Protecting and growing your retirement nest egg is one of your most important financial responsibilities. Ensuring that your nest egg is sufficient to fund your lifestyle in retirement often means putting at least part of it at risk in the stock market.
Unfortunately, too many people are swayed into believing that being a successful stock market investor means you have to actually beat the market. Beating the market is really, really difficult, especially over longer periods of time. It’s a tough job, but why is it so difficult?

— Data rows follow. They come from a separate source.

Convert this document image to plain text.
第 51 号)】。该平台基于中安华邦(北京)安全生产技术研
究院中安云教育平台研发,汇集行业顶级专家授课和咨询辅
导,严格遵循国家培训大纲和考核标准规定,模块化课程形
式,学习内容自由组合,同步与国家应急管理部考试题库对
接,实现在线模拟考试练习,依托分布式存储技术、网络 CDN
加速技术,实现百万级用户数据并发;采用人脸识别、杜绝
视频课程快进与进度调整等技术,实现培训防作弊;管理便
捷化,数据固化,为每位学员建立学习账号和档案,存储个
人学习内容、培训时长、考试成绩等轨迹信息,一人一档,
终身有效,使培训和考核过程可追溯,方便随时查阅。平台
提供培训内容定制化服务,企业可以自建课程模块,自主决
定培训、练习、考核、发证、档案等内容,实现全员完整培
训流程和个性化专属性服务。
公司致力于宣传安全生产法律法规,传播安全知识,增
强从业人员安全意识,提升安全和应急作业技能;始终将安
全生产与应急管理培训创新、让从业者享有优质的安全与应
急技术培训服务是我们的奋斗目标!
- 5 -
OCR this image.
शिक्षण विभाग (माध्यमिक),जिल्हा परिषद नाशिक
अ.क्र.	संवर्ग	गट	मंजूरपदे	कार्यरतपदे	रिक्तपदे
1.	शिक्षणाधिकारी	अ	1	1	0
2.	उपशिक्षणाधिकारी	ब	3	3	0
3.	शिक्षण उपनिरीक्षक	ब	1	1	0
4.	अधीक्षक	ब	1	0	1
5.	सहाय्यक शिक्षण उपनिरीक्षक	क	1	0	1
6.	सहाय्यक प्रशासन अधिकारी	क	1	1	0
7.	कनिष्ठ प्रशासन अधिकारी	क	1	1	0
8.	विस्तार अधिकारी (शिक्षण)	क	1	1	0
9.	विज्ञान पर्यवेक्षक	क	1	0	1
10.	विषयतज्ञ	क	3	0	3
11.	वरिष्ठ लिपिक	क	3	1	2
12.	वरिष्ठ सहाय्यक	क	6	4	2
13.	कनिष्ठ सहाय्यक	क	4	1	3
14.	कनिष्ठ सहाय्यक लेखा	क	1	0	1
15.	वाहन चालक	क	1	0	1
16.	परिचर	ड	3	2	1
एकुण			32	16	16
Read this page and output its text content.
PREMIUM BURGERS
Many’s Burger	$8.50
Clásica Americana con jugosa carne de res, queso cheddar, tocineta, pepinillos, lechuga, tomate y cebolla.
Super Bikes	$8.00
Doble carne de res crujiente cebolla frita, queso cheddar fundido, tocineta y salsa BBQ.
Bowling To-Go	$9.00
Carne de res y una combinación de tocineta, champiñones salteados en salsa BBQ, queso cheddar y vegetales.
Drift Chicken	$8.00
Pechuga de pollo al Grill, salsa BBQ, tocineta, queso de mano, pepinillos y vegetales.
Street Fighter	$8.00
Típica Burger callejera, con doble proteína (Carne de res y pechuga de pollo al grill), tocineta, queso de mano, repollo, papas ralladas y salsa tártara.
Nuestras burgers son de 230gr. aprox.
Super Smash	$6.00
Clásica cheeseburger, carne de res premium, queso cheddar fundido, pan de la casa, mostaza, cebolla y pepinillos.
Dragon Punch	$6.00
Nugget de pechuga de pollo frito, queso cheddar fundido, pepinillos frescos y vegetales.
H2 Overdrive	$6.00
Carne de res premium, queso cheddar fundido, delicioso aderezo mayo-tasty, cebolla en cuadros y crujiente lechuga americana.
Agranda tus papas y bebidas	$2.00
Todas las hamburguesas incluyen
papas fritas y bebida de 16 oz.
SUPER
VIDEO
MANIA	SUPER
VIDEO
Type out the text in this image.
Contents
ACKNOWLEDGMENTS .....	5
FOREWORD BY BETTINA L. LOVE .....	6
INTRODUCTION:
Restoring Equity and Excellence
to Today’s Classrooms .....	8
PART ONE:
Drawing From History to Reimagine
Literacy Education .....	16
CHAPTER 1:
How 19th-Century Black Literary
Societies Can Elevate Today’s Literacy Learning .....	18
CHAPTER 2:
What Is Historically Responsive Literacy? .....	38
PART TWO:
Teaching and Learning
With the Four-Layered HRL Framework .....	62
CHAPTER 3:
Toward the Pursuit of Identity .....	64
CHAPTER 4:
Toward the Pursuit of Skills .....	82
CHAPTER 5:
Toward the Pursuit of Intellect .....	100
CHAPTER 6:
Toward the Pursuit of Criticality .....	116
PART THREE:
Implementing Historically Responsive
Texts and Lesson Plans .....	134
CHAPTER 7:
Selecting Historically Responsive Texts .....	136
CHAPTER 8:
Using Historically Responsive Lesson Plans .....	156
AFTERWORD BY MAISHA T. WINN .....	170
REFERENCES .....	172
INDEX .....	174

Picking outperforming stocks is hard
A recent article from one of our favourite authors and commentators, Larry Swedroe, highlights some data points from studies that indicate why stock pickers might have such a tough time beating the market:
- The Russell 3000 Index of the largest 3000 US stocks delivered an annualized return of 12.8% between 1983 and 2006
- While that’s an impressive return over that period and achievable for anyone investing in a Russell 3000 Index fund (if there was one in 1983!), trying to beat that index by picking stocks would have been a formidable task – here’s why:
- the median annualized stock return was only 5.1% and the average stock actually lost money, -1.1% annually
- 39% of stocks lost money
- half of the stocks that lost money lost at least 75% of their value
- 64% of stocks under-performed the Russell 3000 Index
- just 25% of stocks were responsible for all of the gains.
- only 48% of stocks returned more than one month Treasury bill returns
No wonder it’s so difficult to beat market indices. Outperforming stocks are really hard to find!